Trump raided what the key court document redacted made public

It’s a 38-page document released this Friday, August 26 shortly after 12 p.m. local time. American justice has unveiled a long text setting out the reasons for the recent search by the federal police (FBI) at the Florida home of former President Donald Trump, but the content largely redacted in the interest of the investigation.

Federal Judge Bruce Reinhart had ordered the Department of Justice to release this key document, supposed to detail the reasons which led to the investigation of Donald Trump, citing public interest in the unprecedented search of the home of a former president. American. But the magistrate had accepted the ministry’s request to redact important parts of the document – which could otherwise have revealed the identity of certain actors in the case – in the name of a “compelling” need to protect the investigations. The authorities had opposed the publication of said document, arguing that it would require a redaction “so extensive that the rest of the leaked text would be devoid of any significant content”.

On August 8, the FBI raided Donald Trump’s residence in Florida, Mar-a-Lago, seizing boxes of confidential documents that the Republican had not returned after leaving the White House, despite multiple requests.

The document released on Friday indicates that the investigations began when the National Archives Agency (NARA) informed the Ministry of Justice, on February 9, 2022, of having received from Donald Trump’s teams, 15 boxes of documents containing in particular, according to NARA, “top secret documents”. The federal police then opened an investigation aimed at determining “among other things, how the classified documents had left the White House (…) and had been stored” in the Mar-a-Lago club. “The document published this Friday is disastrous for Donald Trump. It demonstrates a desire to trample the law and an incomprehensible negligence, which could have put the lives of members of the secret services in danger”, relates on Twitter Jean-Eric Branaa, master of lectures at the University of Paris-II-Panthéon-Assas and specialist in the United States.

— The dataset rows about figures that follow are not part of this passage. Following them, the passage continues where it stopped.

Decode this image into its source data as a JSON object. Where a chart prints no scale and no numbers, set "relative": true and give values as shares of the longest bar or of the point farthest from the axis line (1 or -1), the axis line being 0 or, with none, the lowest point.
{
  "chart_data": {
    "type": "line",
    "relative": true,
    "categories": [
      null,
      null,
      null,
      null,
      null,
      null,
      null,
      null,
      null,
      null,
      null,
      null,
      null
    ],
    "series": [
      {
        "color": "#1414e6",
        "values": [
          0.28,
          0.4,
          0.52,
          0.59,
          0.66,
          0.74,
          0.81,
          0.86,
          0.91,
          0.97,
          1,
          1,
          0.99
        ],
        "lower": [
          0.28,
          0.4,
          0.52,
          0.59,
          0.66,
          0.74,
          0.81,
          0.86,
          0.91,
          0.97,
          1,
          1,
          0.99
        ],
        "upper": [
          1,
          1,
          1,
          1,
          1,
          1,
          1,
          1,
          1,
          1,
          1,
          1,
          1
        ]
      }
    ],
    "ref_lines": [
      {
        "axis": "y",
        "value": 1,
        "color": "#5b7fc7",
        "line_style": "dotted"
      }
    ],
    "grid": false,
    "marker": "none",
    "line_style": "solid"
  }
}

“The amateurs and thugs of politics”

The ex-real estate magnate had again assured this Friday on his Truth Social network, before the publication of these court documents, that “political amateurs and thugs had no right (…) to take storming Mar-a-Lago and stealing anything that came within their reach”. “We live in a country without faith or law,” he was indignant.

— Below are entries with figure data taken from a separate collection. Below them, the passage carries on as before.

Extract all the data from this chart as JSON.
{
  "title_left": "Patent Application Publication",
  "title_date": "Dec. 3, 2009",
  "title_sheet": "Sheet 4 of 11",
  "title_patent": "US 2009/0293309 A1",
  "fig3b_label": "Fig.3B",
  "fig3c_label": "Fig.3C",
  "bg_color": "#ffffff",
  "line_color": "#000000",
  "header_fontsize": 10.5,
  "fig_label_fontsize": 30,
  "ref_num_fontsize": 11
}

On Monday August 22, the former American president had asked that an independent expert be appointed to examine the documents seized by the FBI and determine which could be kept “confidential” and thus not be used in the investigations. The list of items seized by the FBI, already made public, mentions many documents classified as “top secret”. The whole question is to know what these documents deal with.

Investigators suspect the Republican of having violated an American law on espionage which very strictly regulates the possession of confidential documents. Donald Trump assured that these documents had been declassified. Donald Trump, who flirts with the idea of ​​​​a candidacy for the presidential election of 2024, has long castigated this search, which he sees as the illustration of a “witch hunt” targeting him. He is currently not being prosecuted in any case.